Rabindranath Tagore and Victory Day

Rabindranath Tagore in 1941. Source: wikipedia.org

Rabindranath Tagore in 1941. Source: wikipedia.org

Rabindranath Tagore died soon after the June 1941 Nazi invasion of the Soviet Union and did not live to witness the Great Victory. But an early pointer to the secret behind the Great Victory lies in his observations and immense admiration for the people in the pages of his ‘Letters from Russia’.

On 9th May this year the Russian Federation and Republics of Armenia, Azerbaijan, Belarus, Kazakhstan, Kyrgyz, Tajikistan, Turkmenistan and Uzbekistan are commemorating the 70th anniversary of the victory of the Soviet Union over Nazi Germany. This victory brought to an end the most terrible four years of bloodshed in the recorded history of Russia.

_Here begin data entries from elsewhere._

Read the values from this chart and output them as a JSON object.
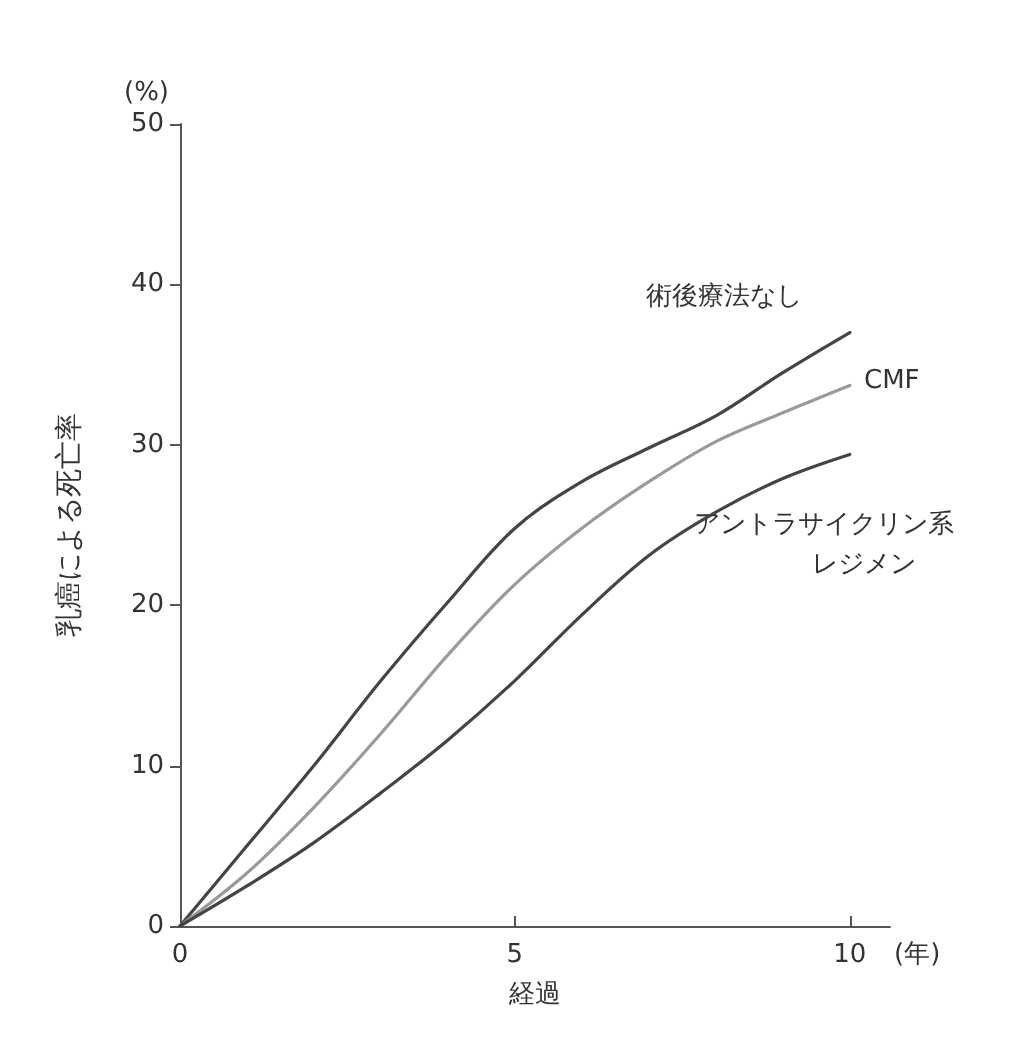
{
  "chart_data": {
    "type": "line",
    "xlabel": "経過",
    "ylabel": "乳癌による死亡率",
    "x": [
      0,
      1,
      2,
      3,
      4,
      5,
      6,
      7,
      8,
      9,
      10
    ],
    "series": [
      {
        "color": "#444444",
        "values": [
          0,
          5,
          10,
          15.3,
          20.2,
          24.8,
          27.7,
          29.8,
          31.8,
          34.5,
          37
        ]
      },
      {
        "color": "#9a9a9a",
        "values": [
          0,
          3.3,
          7.4,
          12,
          16.9,
          21.3,
          24.8,
          27.7,
          30.2,
          32,
          33.7
        ]
      },
      {
        "color": "#444444",
        "values": [
          0,
          2.5,
          5.2,
          8.3,
          11.6,
          15.3,
          19.4,
          23.1,
          25.8,
          27.9,
          29.4
        ]
      }
    ],
    "xlim": [
      0,
      10.6
    ],
    "xticks": [
      0,
      5,
      10
    ],
    "ylim": [
      0,
      50
    ],
    "yticks": [
      0,
      10,
      20,
      30,
      40,
      50
    ],
    "grid": false,
    "marker": "none",
    "line_style": "solid",
    "annotations": [
      "(%)",
      "(年)",
      "術後療法なし",
      "CMF",
      "アントラサイクリン系",
      "レジメン"
    ]
  }
}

What were the factors that determined this epochal victory? It could not have been weapons and technology alone because in the early stages of the war, the Soviet Union, like Britain and France, did not have the means of combating the advanced weaponry and huge armed resources of Germany.

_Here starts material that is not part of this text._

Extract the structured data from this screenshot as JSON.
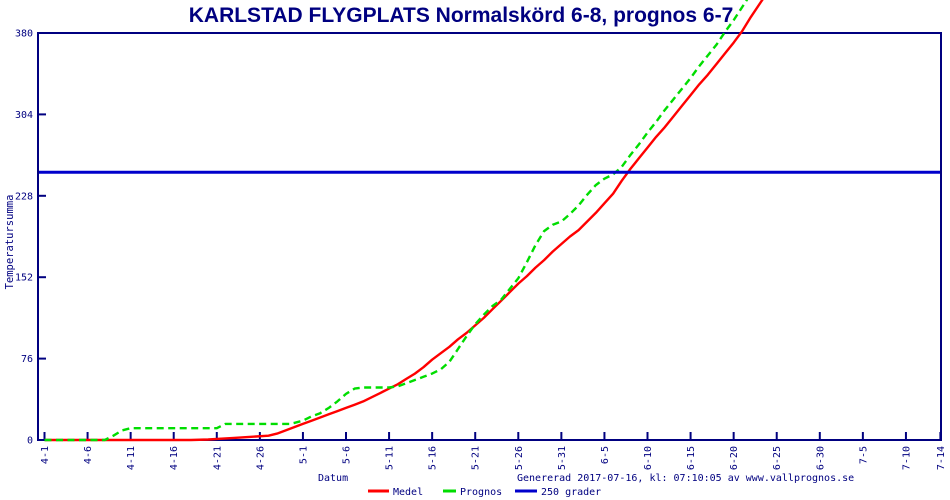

After 1935 Germany began actively building its military muscle.  By contrast, for two decades after the Russian Revolution, the young Soviet Union with its many Asian republics was engaged in constructing industries, stabilizing agriculture and building the infrastructure of a modern state.

It was this Russia that India’s poet-philosopher ‘Gurudev’ Rabindranath Tagore, one the greatest poets of the last millennium, saw when he visited Russia at the invitation of the Soviet government in 1931. The aristocratic Brahmin zamindar, the votary of the Hindu Upanishad, saw the new society with rapture.

He describes how the residue of privileges had been swept away.  

“The French Revolution came as result of ancient wrongs. The echoes of their creed rang out but, as nationalism gained ground, the concern for the oppressed became less. The curtain has now been raised on reshaping the world. Rehearsals are taking place as a prelude to the real drama of history...They can dream of a world where there is no hunger, disease, insults and oppression… In their folly and arrogance the powerful have ignored the real adversaries - the sorrow and the suffering of the people that finally leads to revolt.”

Tagore wrote: “The immense effort made by the Russians for the welfare of the ordinary people cannot be imagined by Indians who have lived under British rule. Until seeing conditions in Russia I could not believe it possible to have such progress in just a decade… The education system has transformed the mind of people… Education is not regarded as a matter of passing examinations but for the full development of the human personality….The Russian authorities are concentrating on three sectors; education, improvement of the peasantry and technical-scientific development…They are trying to obliterate the injustices of a millennium in a decade.”

After his visit to Russia in 1931, Tagore wrote with intuitive insight in ‘Letters from Russia.’

Intuitively, he wrote memorable lines foreseeing the Nazi invasion of Russia in 1941.

“They (Russians) are tightening their belts and striving to build a new order. But they have to do this swiftly because they have many adversaries.”

When Germany invaded Russia on 21st June 1941, the poet grieved for the millions who would die on both sides in a famous poem.

“The world has inscribed a tilak (mark) of blood and tears on its forehead.” 

Russia withstood the 900 days siege of Leningrad when millions died of starvation. Defeat of the formidable German army in the epic battle of Stalingrad, said to be one the bloodiest battles in human history, turned the tide of the Second World War. The retreat of Nazi Germany began. Three years later the combined forces of Soviet Union and United States took Berlin.

Tagore died soon after the Nazi invasion of the Soviet Union (in August 1941) and did not live to witness the Great Victory. But an early pointer to the secret behind the great victory lies in his immense admiration for the people in the pages of his ‘Letters from Russia.’

“The people of the Soviet Union,” he wrote, “have accepted suffering and sacrificed their lives for a new society.” He described how students and professors, shivering from cold and hunger catalogued the country’s heritage “from the forsaken palaces of the rich.” The determined courage and sacrifice prevailed over advanced weaponry of the adversary and their own ordeals. “No sacrifice was great enough to preserve the unity and security of their land.”

Tagore, the Indian Nobel Prize – winning poet, would have enjoyed the lines of the Russian Nobel Prize-winning novelist, Mikhail Sholokhov:  

“Oh my land, more loved than the beloved!”